A+20 : jeudi 26 juillet (41) Plus que 3 jours et déjà un constat : la vraie vedette du festival, c’est le public. Jusqu’au bout patient, sympa et archi sollicité. Depuis trois semaines, il sirote son Pac à l’eau à 3€ place de l’Horloge et subit les assauts répétés des compagnies. Ceux qui se sont assoupis dès le début de festival sont à présent ensevelis sous 864 tracts. Pour qu’ils respirent à nouveau, l’aide des pompiers a été requise. Les plus malins ont gardé tous les papiers. De quoi faire de jolis feux cet hiver. Patient le public ! Surtout à l’office du tourisme où, dans les trois casiers gentiment prêtés pour le OFF, tous les prospectus s’entassent, se jettent, se remplacent, réapparaissent, se multiplient. Visiblement à l’office du tourisme, on se croit toujours en 1947, temps béni où il n’y avait qu’UN festival.
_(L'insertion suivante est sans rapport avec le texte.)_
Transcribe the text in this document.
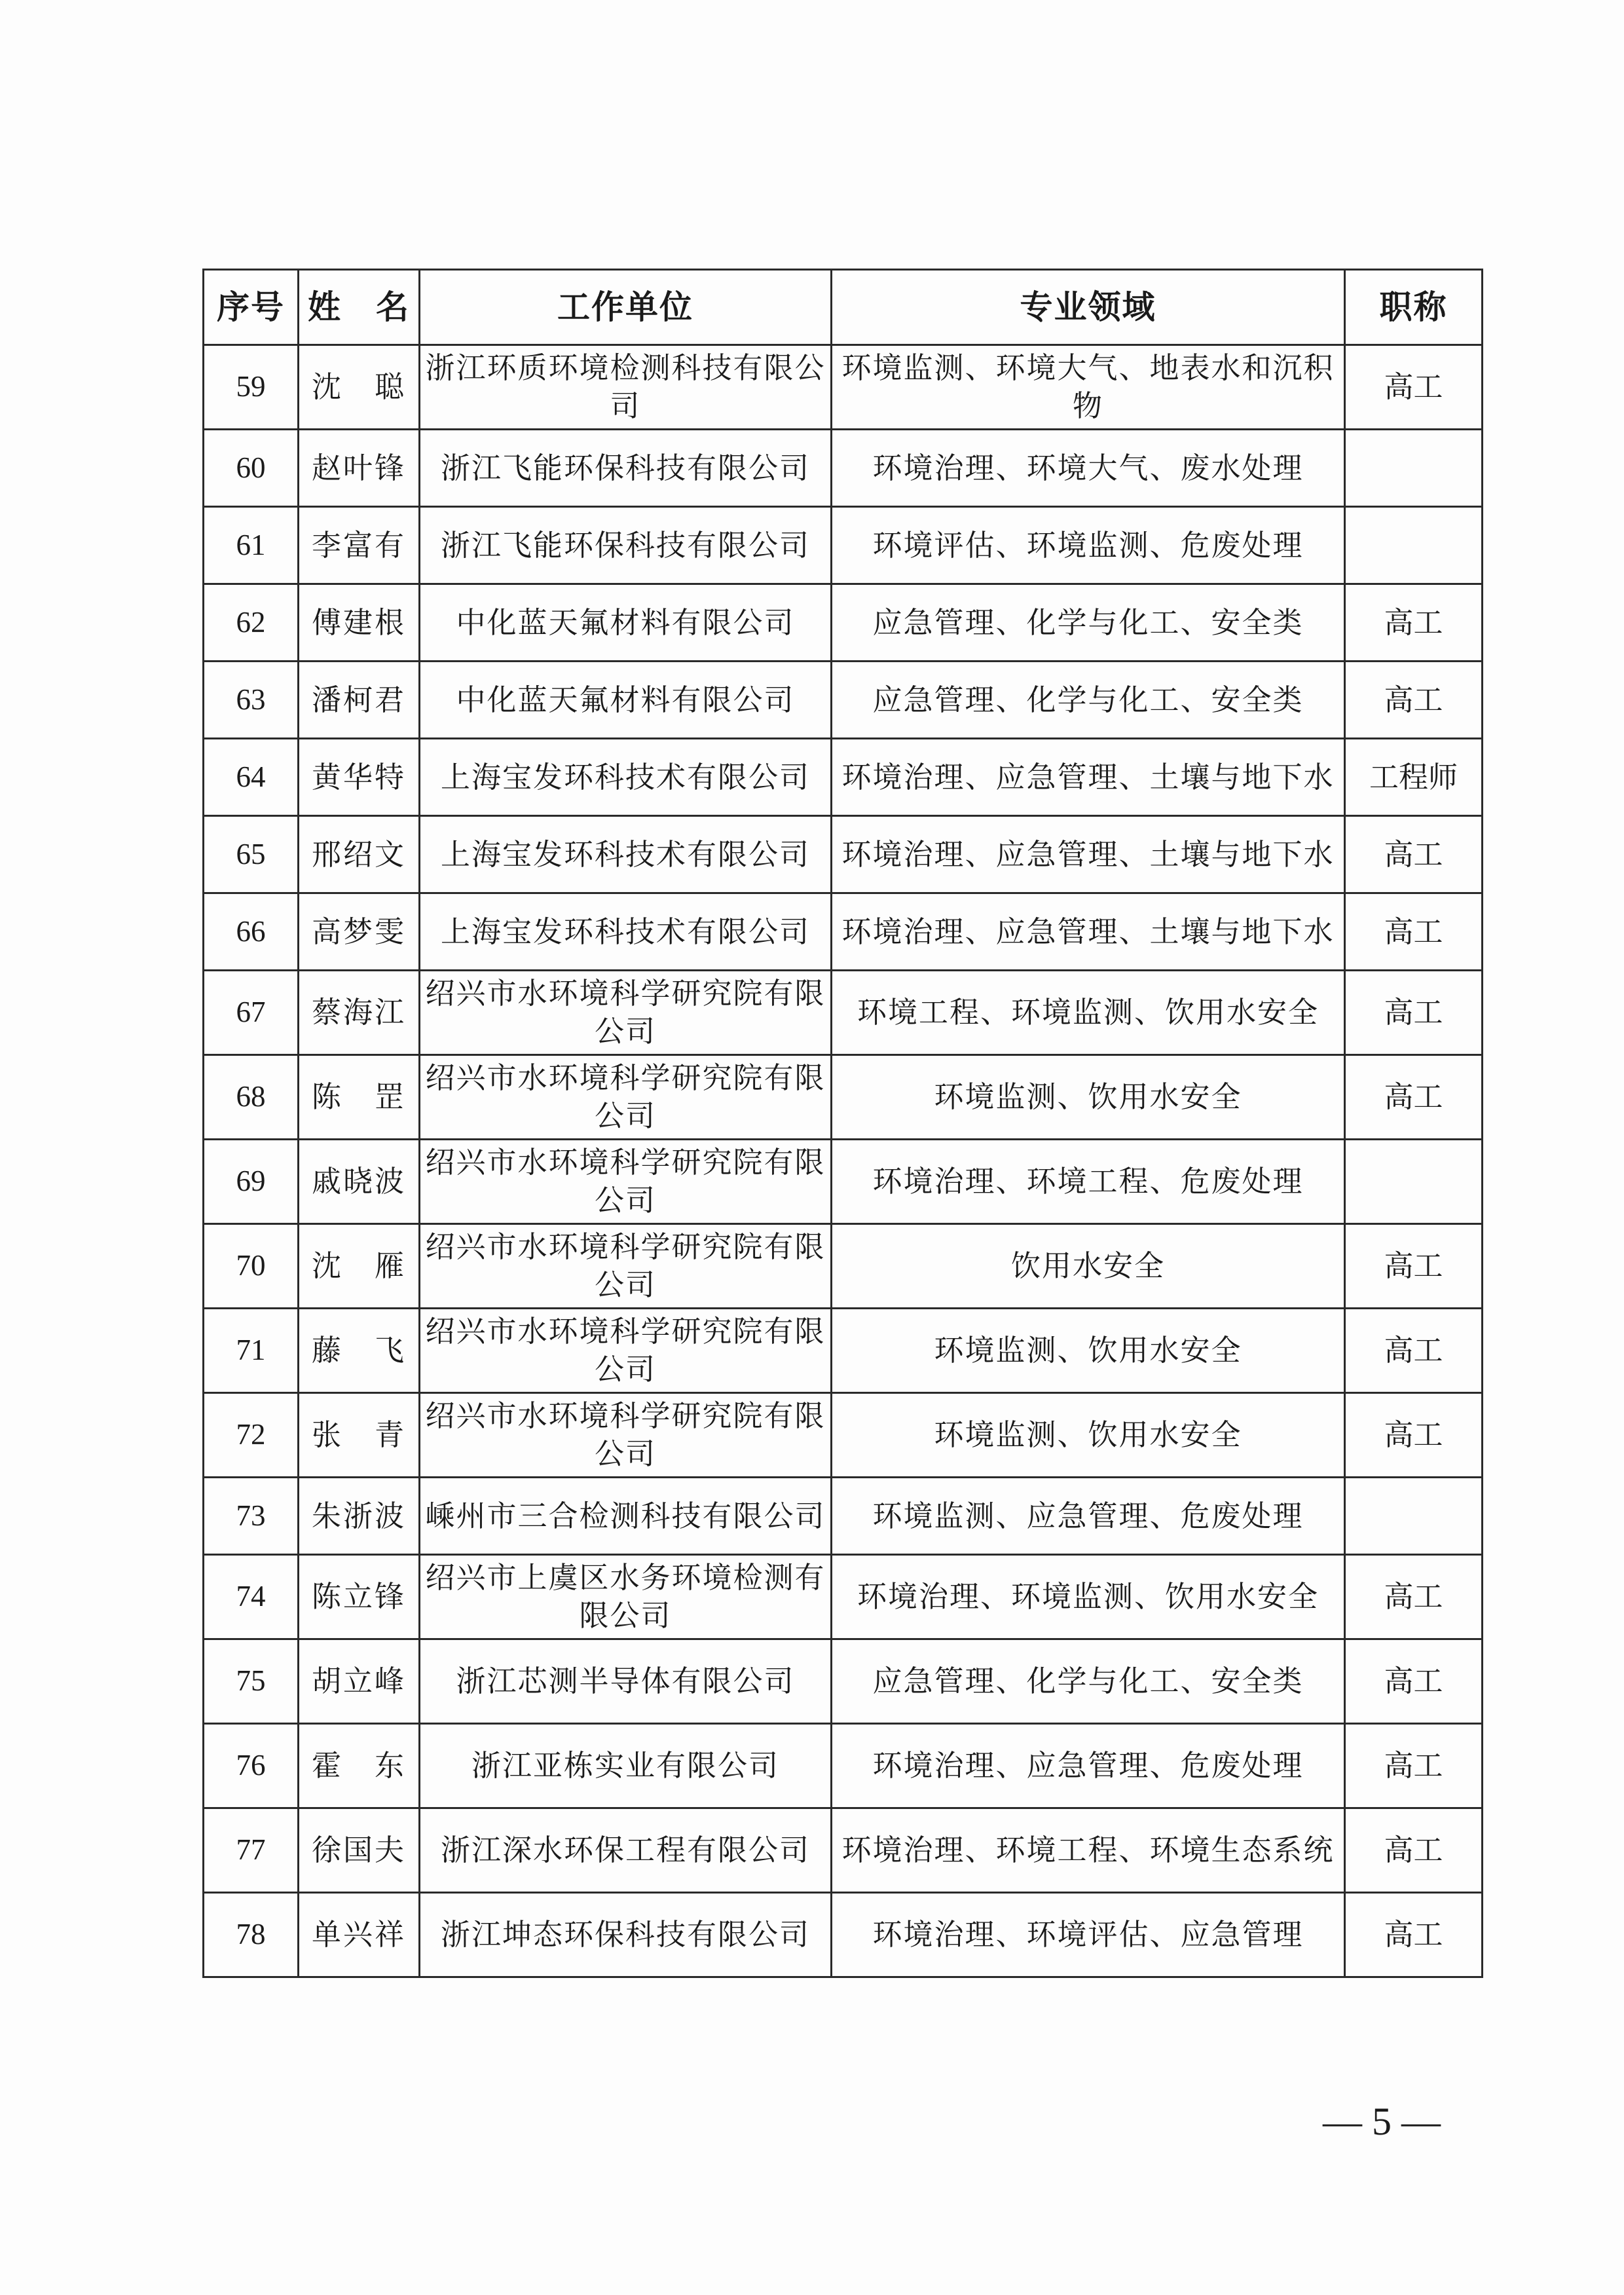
序号	姓　名	工作单位	专业领域	职称
59	沈　聪	浙江环质环境检测科技有限公司	环境监测、环境大气、地表水和沉积物	高工
60	赵叶锋	浙江飞能环保科技有限公司	环境治理、环境大气、废水处理	
61	李富有	浙江飞能环保科技有限公司	环境评估、环境监测、危废处理	
62	傅建根	中化蓝天氟材料有限公司	应急管理、化学与化工、安全类	高工
63	潘柯君	中化蓝天氟材料有限公司	应急管理、化学与化工、安全类	高工
64	黄华特	上海宝发环科技术有限公司	环境治理、应急管理、土壤与地下水	工程师
65	邢绍文	上海宝发环科技术有限公司	环境治理、应急管理、土壤与地下水	高工
66	高梦雯	上海宝发环科技术有限公司	环境治理、应急管理、土壤与地下水	高工
67	蔡海江	绍兴市水环境科学研究院有限公司	环境工程、环境监测、饮用水安全	高工
68	陈　罡	绍兴市水环境科学研究院有限公司	环境监测、饮用水安全	高工
69	戚晓波	绍兴市水环境科学研究院有限公司	环境治理、环境工程、危废处理	
70	沈　雁	绍兴市水环境科学研究院有限公司	饮用水安全	高工
71	藤　飞	绍兴市水环境科学研究院有限公司	环境监测、饮用水安全	高工
72	张　青	绍兴市水环境科学研究院有限公司	环境监测、饮用水安全	高工
73	朱浙波	嵊州市三合检测科技有限公司	环境监测、应急管理、危废处理	
74	陈立锋	绍兴市上虞区水务环境检测有限公司	环境治理、环境监测、饮用水安全	高工
75	胡立峰	浙江芯测半导体有限公司	应急管理、化学与化工、安全类	高工
76	霍　东	浙江亚栋实业有限公司	环境治理、应急管理、危废处理	高工
77	徐国夫	浙江深水环保工程有限公司	环境治理、环境工程、环境生态系统	高工
78	单兴祥	浙江坤态环保科技有限公司	环境治理、环境评估、应急管理	高工
— 5 —
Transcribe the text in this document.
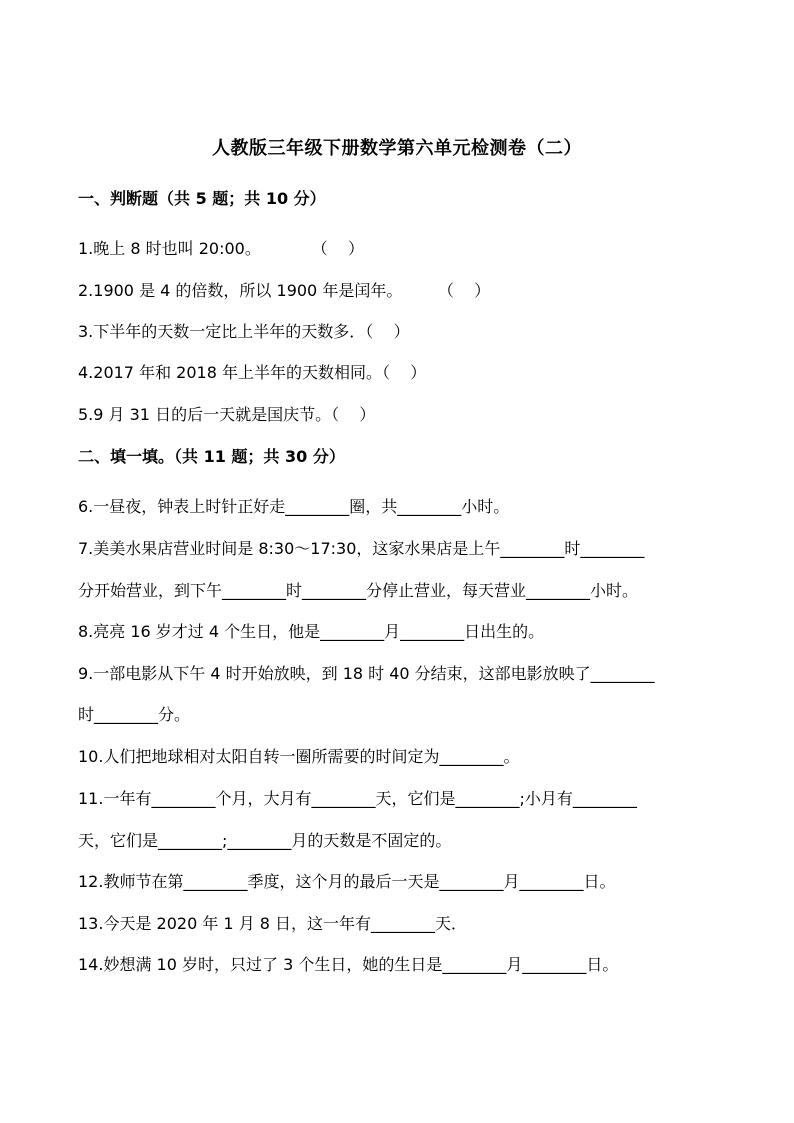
人教版三年级下册数学第六单元检测卷（二）
一、判断题（共 5 题；共 10 分）
1.晚上 8 时也叫 20:00。          （    ）
2.1900 是 4 的倍数，所以 1900 年是闰年。       （    ）
3.下半年的天数一定比上半年的天数多．（    ）
4.2017 年和 2018 年上半年的天数相同。（    ）
5.9 月 31 日的后一天就是国庆节。（    ）
二、填一填。（共 11 题；共 30 分）
6.一昼夜，钟表上时针正好走________圈，共________小时。
7.美美水果店营业时间是 8:30～17:30，这家水果店是上午________时________
分开始营业，到下午________时________分停止营业，每天营业________小时。
8.亮亮 16 岁才过 4 个生日，他是________月________日出生的。
9.一部电影从下午 4 时开始放映，到 18 时 40 分结束，这部电影放映了________
时________分。
10.人们把地球相对太阳自转一圈所需要的时间定为________。
11.一年有________个月，大月有________天，它们是________;小月有________
天，它们是________;________月的天数是不固定的。
12.教师节在第________季度，这个月的最后一天是________月________日。
13.今天是 2020 年 1 月 8 日，这一年有________天．
14.妙想满 10 岁时，只过了 3 个生日，她的生日是________月________日。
Plus tard sont arrivés les MISÉREUX, qui
« jouent dans des garages et postillonnent sur le premier rang » selon une ancienne pointure du IN. Rassure-toi jeune retraité, le bon temps reviendra et pour toi LES MISÉREUX postillonneront le lundi de Pentecôte.
Le OFF est toujours vivace. Les vraies vedettes cette année sont incontestablement les cordons du festival. Ceux que l’on se colle au collet et qu’on montre ostensiblement comme dans un vrai festival : rouge, t’es programmateur…. Vite un tract ; jaune, t’es un faux programmateur mais un jour tu seras rouge, vite un tract, blanc, t’es journaliste, deux tracts, vert t’es écolo, pas de tract : faut sauver les arbres. - ndlr, en réalité, cordon vert : journaliste. Et les cordons bleus, ils sont à Avignon ? Sûrement pas dans tous les restaurants... Tout s’organise grâce à la nouvelle équipe du OFF qui subventionne même certaines compagnies. Ca va pas être facile l’impartialité !
Autre cordon, autres vedettes, les voitures ! Telles des cafards géants, elles envahissent le festival, bouffant l’air des poussettes, se faufilant dans les rues les plus étroites, bloquant le bas de l’Horloge, les rues Thiers et Carnot, escortées par les mobylettes assourdissantes et secondées par les navettes de bus. Mais faut bien se déplacer, faut bien décharger, faut bien travailler, faut bien amortir le moteur, faut bien montrer qu’on est les rois de quelque chose, de l’asphalte, des caniveaux, des trottoirs… Le nid de ces cafards qui semblent se reproduire chaque jour, Annick l’a vu un soir de pleine Lune : le parking des Halles ! Drôle de monstre ces Halles, drôles de bestioles ces bagnoles ! Mur de verdure devant, usine à gaz derrière. Faiseuse d’angine dedans, vomisseuse de chaleur dehors. Ce que les plantes captent en Co2 est aussitôt recraché. Bonheur urbain, comme le pape.
On s’en fout ! A l’espace Ecuelle les MISÉREUX ont fait 36 personnes aujourd’hui. Mais plusieurs groupes n’ont pas pu venir ! Pas réussi à se garer...
Les policiers sont venus après la représentation. Ils recherchaient Gérard. Voilà la subite raison de sa reconversion ! Des patientes, la plupart femmes de notables aux 4X4 rutilants, se sont plaintes. Gérard leur aurait greffé des vessies de porcs pour leur refaire les seins. Elles ne se plaignaient pas mais un concurrent qui utilise du silicone, plus cher, l’a dénoncé. Gérard risque gros. Elles ont tort les jolies dames. Le porc, pour les cochonneries, c’est quand même mieux.